Heat distressed SolvyLace

In this case "heat distress" does not refer to the way everybody in Austin feels about the arrival of summer both with a bang (the sun) and a whimper (the rest of us). It's the fabric that we're going to make seriously unhappy.

Start by laying down a base of sheer synthetic fabrics. (You can use solid synthetics too, as long as they're something that melts under the heat gun; but I prefer to stick to sheers here.) It's best if you choose analogous colors here that will layer well, since you do want to let the pieces overlap and blend. When the sandwich is made, stitch, rinse, and dry as usual.

Here's the starting point. Kind of boring, isn't it?
















I've stitched a larger grid than usual - lines about 3/4" apart - to give the fabrics plenty of room to move and crinkle while they're being zapped.
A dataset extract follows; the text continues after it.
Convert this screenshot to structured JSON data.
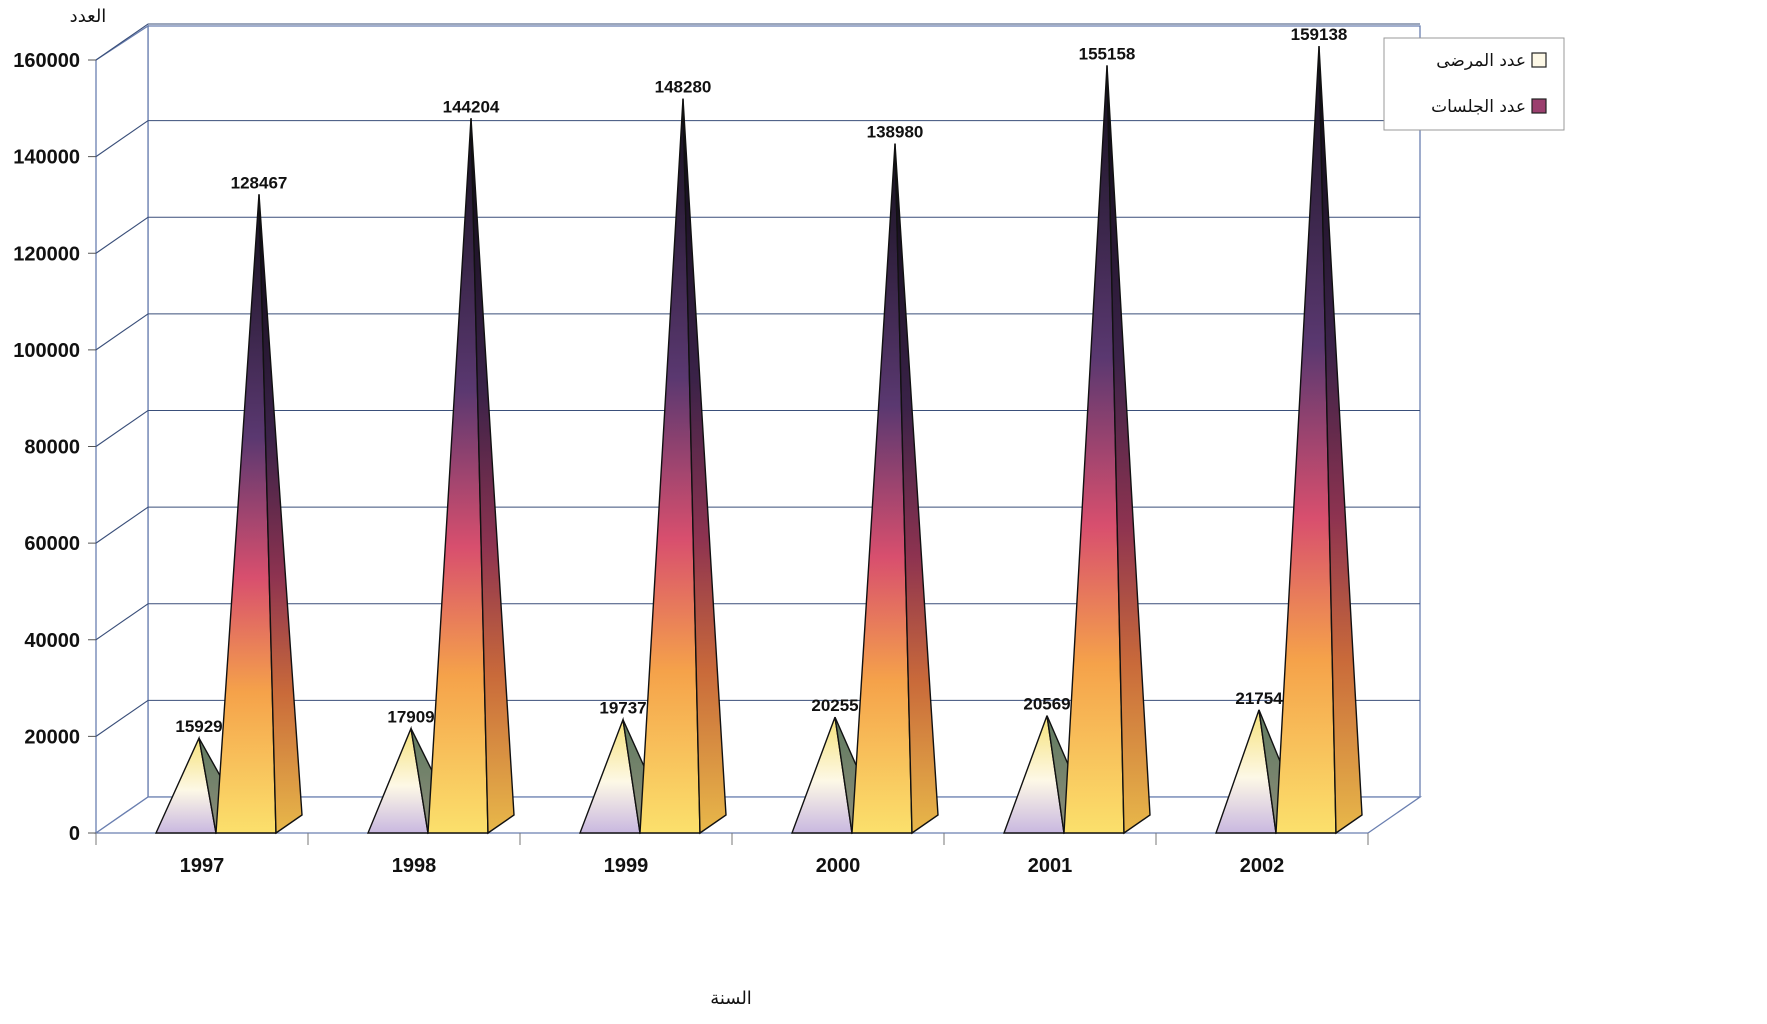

Next step: Put the fabric on a heat-resistant surface like a ceramic tile or a concrete driveway and zap it lightly with the heat gun. (NOT a paint stripping heat gun from the hardware store - the kind of heat tool you find in crafts stores for melting embossing powder. We want to distress the fabric, not incinerate it.)

Even with the lower-power heat tool it's easy to go to far and wind up with a shriveled, plastic-hard blob. So work slowly, moving the heat gun to a new area every time the fabric you're heating begins to react, and maybe stop after the first few passes to evaluate how it's going.

















This is more interesting than the original, but it still has a way to go. Back to the ceramic tile and heat gun!


















Now this is a nice lacy fabric. Two of the synthetics reacted in particularly interesting ways, and I look forward to playing with them more after this project of samples and variations is done.

One fabric I used was a very sheer synthetic overprinted with a gold metallic grid. The sheer parts vanished almost completely and the grid remained.















Another fabric was snipped from one of the super-cheap, three-dollar saris I bought in India. This stuff melted in a very lacy way, which not all synthetics do; some of them just curl up and shrivel into hard beads.